I created a hashtag on Twitter to complement my recent video asking if women should vote, and the responses from women, and feminists is particular, generally offer a strong argument for why women should, indeed, not vote.
Let’s start with some research. I’m hardly the first person to ask if suffrage was really a wise decision. John Lott, from Yale, and Lawrence Kenny from the University of Florida, while not posing the question ‘should women vote’, did look at the impact of women’s suffrage on the size and scope of the government.
Lott and Kenny begin by observing that women are more risk averse than men, and wonder why women prefer government programs as a form of insurance, as opposed to marriage. Marriage, they note, ‘encourages men to accumulate market capital and leads women to acquire household skills and shoulder most of the child-rearing responsibilities’, and this division of labor tends to create thriving middle class communities. Divorced and single women, however, are not able to capture these benefits, and thus look to the state to provide for them. And of course, by the state, they mean men, since men pay most of the taxes the state redistributes.
This chart is really telling:
Within 4 years of giving women the vote, government spending crossed its previous peak, and within 11 years, women voted for candidates who doubled state expenditures. And this trend is going nowhere but up. Women are now demanding free tampons, free birth control, free college tuition. Paid for by the state men. Women are rapacious consumers of state resources, and appear to have no defined limits.

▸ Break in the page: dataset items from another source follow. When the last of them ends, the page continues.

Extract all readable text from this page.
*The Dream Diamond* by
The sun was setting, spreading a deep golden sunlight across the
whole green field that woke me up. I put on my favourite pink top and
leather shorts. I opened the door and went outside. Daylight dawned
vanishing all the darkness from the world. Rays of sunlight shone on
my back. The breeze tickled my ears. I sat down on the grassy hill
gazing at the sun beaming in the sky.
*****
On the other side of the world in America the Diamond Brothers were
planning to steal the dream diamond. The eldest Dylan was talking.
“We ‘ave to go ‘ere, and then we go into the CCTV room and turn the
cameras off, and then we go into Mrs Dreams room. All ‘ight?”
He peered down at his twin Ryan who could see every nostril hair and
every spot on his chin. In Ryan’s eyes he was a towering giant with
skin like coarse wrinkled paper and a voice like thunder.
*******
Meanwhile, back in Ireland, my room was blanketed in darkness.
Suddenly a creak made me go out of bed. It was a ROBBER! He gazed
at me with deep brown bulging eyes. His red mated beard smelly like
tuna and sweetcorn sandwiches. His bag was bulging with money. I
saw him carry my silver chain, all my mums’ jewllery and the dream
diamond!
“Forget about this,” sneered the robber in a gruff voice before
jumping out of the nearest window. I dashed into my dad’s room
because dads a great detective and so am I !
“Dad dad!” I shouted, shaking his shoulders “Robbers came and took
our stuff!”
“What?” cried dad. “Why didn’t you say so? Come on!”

Women will vote for entitlements until the state collapses, if permitted to do so.
I haven’t parsed Lott and Kenny’s data very closely, but I do not doubt there are some correlation/causation metrics that could be argued. Or one might argue that expanding state benefits is a net positive. Or argue that women might rein in demands at a certain critical point, being that women are more risk averse than men, and have no interest in seeing the state collapse.
Not a single feminist made anything even approaching that argument. Not one.
Let me begin by noting that women do not need to vote to run for political office. That has never been a requirement for office. Women can be elected to any office, provided they appeal to male voters. Victoria Woodhull ran against Ulysses S. Grant for the US Presidency in 1872. She didn’t win, but she ran.
Secondly, I concede that any woman who has completed active military service has earned the right to vote, on the grounds that she has seen, up close and personally, the price of choosing leadership. An honorable discharge from active military duty comes with the right to vote.
Here is my favorite response from women to the #WhyWomenShouldNotVote hashtag.
Gemma deleted her account, and not at my suggestion. I merely indicated that her willingness to harm children because she does not like a particular idea is ample evidence for why she should never vote. Instapundit retweeted her comments, and I expect she caught a little well-deserved hell for them.
Here are some other insightful comments:
You’re an idiot. Shut up.
You’re an idiot. Again.
Protest this is hell.
You’re fat, stupid and old.
You should be killed.
I can’t believe you exist.
Ah, the smell of reasoned, mature arguments in the morning! I wonder what that’s like? So far, I have yet to have a single person comment on the hashtag without abuse, insults and death wishes. The fact that these women can not offer a single coherent, sane response as to why they should be allowed to vote is pretty clear evidence for why they should not!
I don’t expect much improvement on the commentary today, but who knows? It’s an important question, whether screaming harpies want to discuss it or not.
And I’m not of the mind to back down.